As Holliday watched he saw a new line of fire from the top of the far rampart. The firing came from at least a score of heavy weapons. It was an ambush; a squad had been lying in wait, catching the Tuaregs in a deadly cross fire.

Holliday turned again. They were in exactly the spot they'd been that morning, except now the area between the rampart and the almost invisible runway was blocked by five hulking helicopters in red and white livery.

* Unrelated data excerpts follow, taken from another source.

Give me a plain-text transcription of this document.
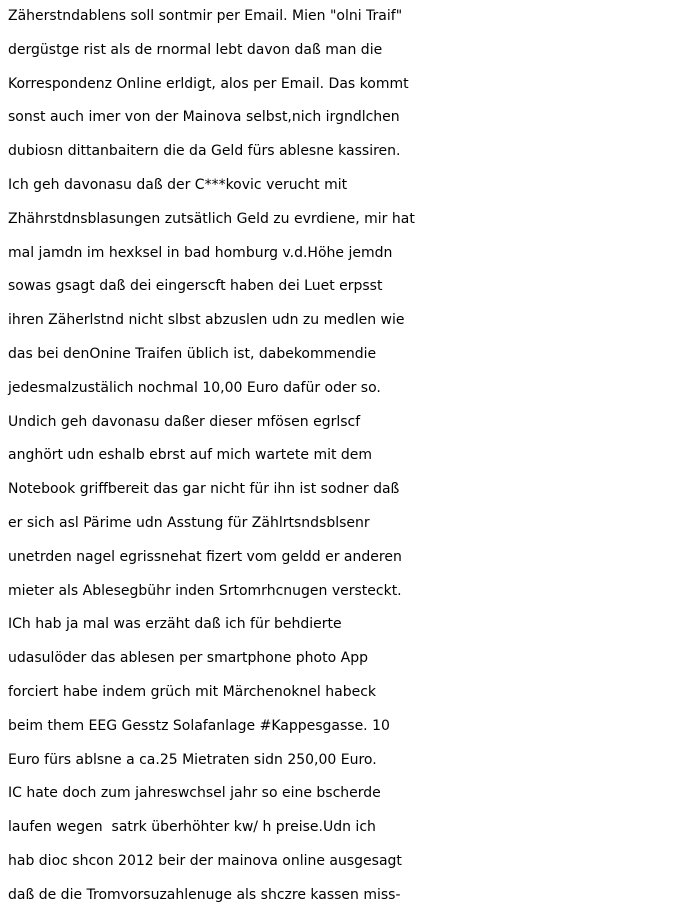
Zäherstndablens soll sontmir per Email. Mien "olni Traif"
dergüstge rist als de rnormal lebt davon daß man die
Korrespondenz Online erldigt, alos per Email. Das kommt
sonst auch imer von der Mainova selbst,nich irgndlchen
dubiosn dittanbaitern die da Geld fürs ablesne kassiren.
Ich geh davonasu daß der C***kovic verucht mit
Zhährstdnsblasungen zutsätlich Geld zu evrdiene, mir hat
mal jamdn im hexksel in bad homburg v.d.Höhe jemdn
sowas gsagt daß dei eingerscft haben dei Luet erpsst
ihren Zäherlstnd nicht slbst abzuslen udn zu medlen wie
das bei denOnine Traifen üblich ist, dabekommendie
jedesmalzustälich nochmal 10,00 Euro dafür oder so.
Undich geh davonasu daßer dieser mfösen egrlscf
anghört udn eshalb ebrst auf mich wartete mit dem
Notebook griffbereit das gar nicht für ihn ist sodner daß
er sich asl Pärime udn Asstung für Zählrtsndsblsenr
unetrden nagel egrissnehat fizert vom geldd er anderen
mieter als Ablesegbühr inden Srtomrhcnugen versteckt.
ICh hab ja mal was erzäht daß ich für behdierte
udasulöder das ablesen per smartphone photo App
forciert habe indem grüch mit Märchenoknel habeck
beim them EEG Gesstz Solafanlage #Kappesgasse. 10
Euro fürs ablsne a ca.25 Mietraten sidn 250,00 Euro.
IC hate doch zum jahreswchsel jahr so eine bscherde
laufen wegen  satrk überhöhter kw/ h preise.Udn ich
hab dioc shcon 2012 beir der mainova online ausgesagt
daß de die Tromvorsuzahlenuge als shczre kassen miss-
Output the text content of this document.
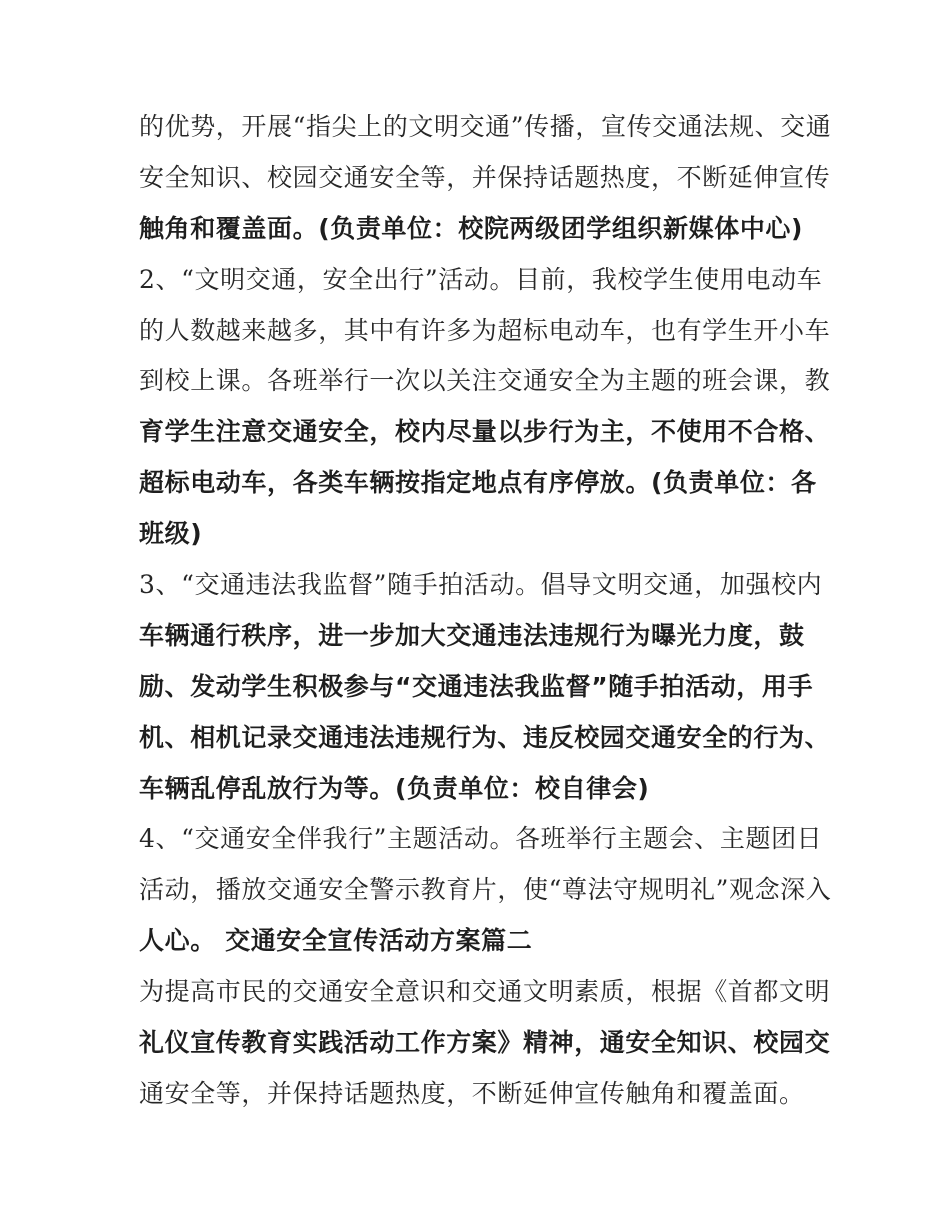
的优势，开展“指尖上的文明交通”传播，宣传交通法规、交通
安全知识、校园交通安全等，并保持话题热度，不断延伸宣传
触角和覆盖面。(负责单位：校院两级团学组织新媒体中心)
2、“文明交通，安全出行”活动。目前，我校学生使用电动车
的人数越来越多，其中有许多为超标电动车，也有学生开小车
到校上课。各班举行一次以关注交通安全为主题的班会课，教
育学生注意交通安全，校内尽量以步行为主，不使用不合格、
超标电动车，各类车辆按指定地点有序停放。(负责单位：各
班级)
3、“交通违法我监督”随手拍活动。倡导文明交通，加强校内
车辆通行秩序，进一步加大交通违法违规行为曝光力度，鼓
励、发动学生积极参与“交通违法我监督”随手拍活动，用手
机、相机记录交通违法违规行为、违反校园交通安全的行为、
车辆乱停乱放行为等。(负责单位：校自律会)
4、“交通安全伴我行”主题活动。各班举行主题会、主题团日
活动，播放交通安全警示教育片，使“尊法守规明礼”观念深入
人心。 交通安全宣传活动方案篇二
为提高市民的交通安全意识和交通文明素质，根据《首都文明
礼仪宣传教育实践活动工作方案》精神，通安全知识、校园交
通安全等，并保持话题热度，不断延伸宣传触角和覆盖面。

They were Augusta-Westland Merlins, as Holliday had thought. A Merlin variant had just been tested as a replacement for the president's Flight One. Holliday knew they had just about the longest range of any medium-sized transport chopper on the market.

Tidyman crouched and Holliday followed suit, pulling Rafi down with him. Standing, they'd be perfect targets, silhouetted against the rising flames behind them.

"What now?" Holliday whispered to Tidyman.

"There," said the Egyptian, pointing along the parapet. "Keep low."

Tidyman began to run along the sand- pile wall, heading for the northeast corner of the structure. Holliday followed, keeping low as he'd been instructed, checking every few seconds to see if anyone left with the helicopters had seen them. Rafi brought up the rear. The only thing obstructing their run was the body of a Tuareg guard, his throat slit by one of the commandos. They stepped over his body and followed after Tidyman.

They reached the corner of the wall and the Egyptian pointed down to the ditch below them. Waiting on the other side of the dry moat was a Russian jeep, an open version of the old UAZ-469 Goat they'd purchased in Mersa Matruh. There was a big machine gun on a pivot mount in the rear. It looked a lot like the Libyan army vehicle they'd seen patrolling that afternoon, but much older.

"Can you work that?" Tidyman asked, pointing at the big machine gun, his whisper hoarse.

"Probably," said Holliday, peering down. It looked like an American MP-40 but even bigger, probably a Soviet-era Russian Kord. But a machine gun was a machine gun, and the Russians had always had a knack for making their weapons simple, strong and easy to use. That's why the AK- 47 was the Coca-Cola of automatic rifles.

"You'd better be able to shoot it," warned the Egyptian. "Those helicopters are in our way and they're sure to have left someone back to guard them."

"Behind you!" Rafi yelled.

Holliday swiveled, bringing up the machine pistol he'd stripped off the dead commando in the tent. A commando was charging up the hill, another man right behind him. As Holliday fired the charging man looked up.

"Cazzo merda!" the commando whispered, lifting his own weapon.

Holliday squeezed the trigger on the MP5 and blew the man back down the hill in a dead tumbling heap. The second man stopped in his tracks, bringing up his own machine pistol, and Holliday turned the weapon on him, firing until the clip was empty. Behind the dead man at the base of the wall a trio of commandos looked up.

"Go!" Holliday bellowed, turning again and throwing himself over the edge of the sloping sand wall as a hail of fire buzzed up from the squad below. He tumbled down the sand, losing his footing and rolling down toward the shallow ditch at the base of the rampart.

He reached the bottom with a heavy thump that knocked the wind out of him. As he climbed to his feet and clambered up the far side of the moat he felt a searing sting of heat as a bullet plucked at the sleeve of his shirt. More slugs twitched into the sand all around him as the commandos high above him tried to pick him off. He reached the truck, threw himself into the back and grabbed the pistol grip below the heavy machine-gun mechanism and swung the weapon around on its pivot.

As Tidyman started the truck and pulled away, Rafi beside him, Holliday dropped the firing lever, locking the belt feed in place, flipped off the safety and angled the gun upward. He checked that the belt feed was running smoothly down into the big ammunition box on the right-hand side of the heavy weapon, took a deep breath and pulled the trigger.